Der BGH hob das Urteil des Landgerichts auf und verweist den Rechtsstreit dorthin zurück. Der Räumungsanspruch könne nicht wegen des Härteeinwands der Mieterin verneint werden. Das Widerspruchsrecht der Mieterin sei gemäß § 574 Abs. 1 Satz 2 BGB ausgeschlossen.
Rechtsirrtümlich sei die Auffassung des Berufungsgerichts, die Zahlung des Sozialhilfeträgers innerhalb der Schonfrist führe dazu, dass für den Mieter gegenüber der vom Vermieter hilfsweise erklärten ordentlichen Kündigung nunmehr die Möglichkeit des Widerspruchs gemäß § 574 Abs. 1
Satz 1 BGB wegen einer von ihm geltend gemachten unzumutbaren Härte eröffnet sei, weil der Ausnahmetatbestand des § 574 Abs. 1 Satz 2 BGB dann nicht eingreife.

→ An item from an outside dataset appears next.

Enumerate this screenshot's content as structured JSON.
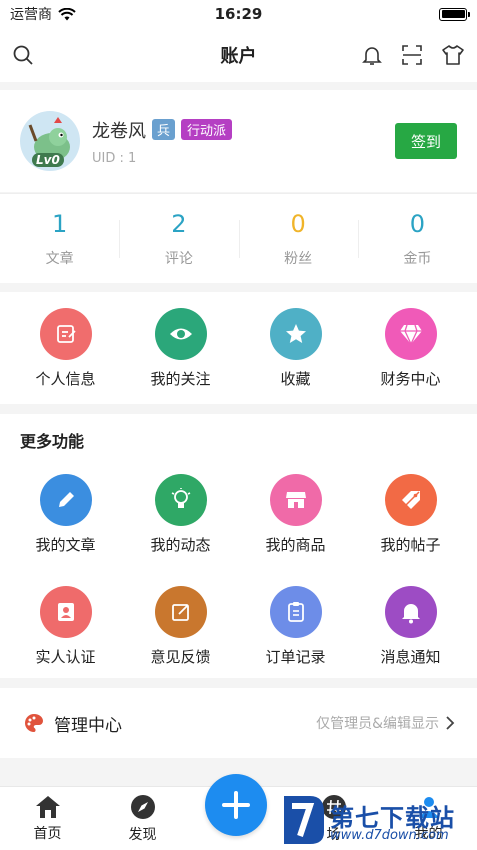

Entgegen der Auffassung des Berufungsgerichts bestehe auch kein Grund zu der Annahme, dass das Widerspruchsrecht des Mieters nach § 574 Abs. 1 Satz 1 BGB mit der Schonfristzahlung „neu entstehen“ oder „wiederaufleben“ könnte, etwa im Wege einer vom Berufungsgericht angenommenen teleologischen Reduktion des § 574 Abs. 1 Satz 2 BGB. Denn eine richterliche Rechtsfortbildung im Wege der teleologischen Reduktion setze eine verdeckte Regelungslücke im Sinne einer planwidrigen Unvollständigkeit des Gesetzes voraus. An einer solchen planwidrigen Unvollständigkeit der Regelung zum Widerspruchsrecht fehle es aber. Mit dem Widerspruchsrecht des Mieters in § 574 BGB sollte zugunsten des Mieters aus sozialen Gründen unter bestimmten Voraussetzungen (in Abwägung der beiderseitigen Interessen der Vertragsparteien) die Möglichkeit geschaffen werden, nach einer an sich berechtigten Kündigung des Vermieters die Fortsetzung des Mietverhältnisses – gegebenenfalls auch auf unbestimmte Zeit – beanspruchen zu können. Ein Anspruch auf Fortsetzung des Mietverhältnisses sollte dem Mieter indes nicht eingeräumt werden, wenn gravierende (den Vermieter zur fristlosen Kündigung berechtigende) Vertragsstörungen eingetreten waren.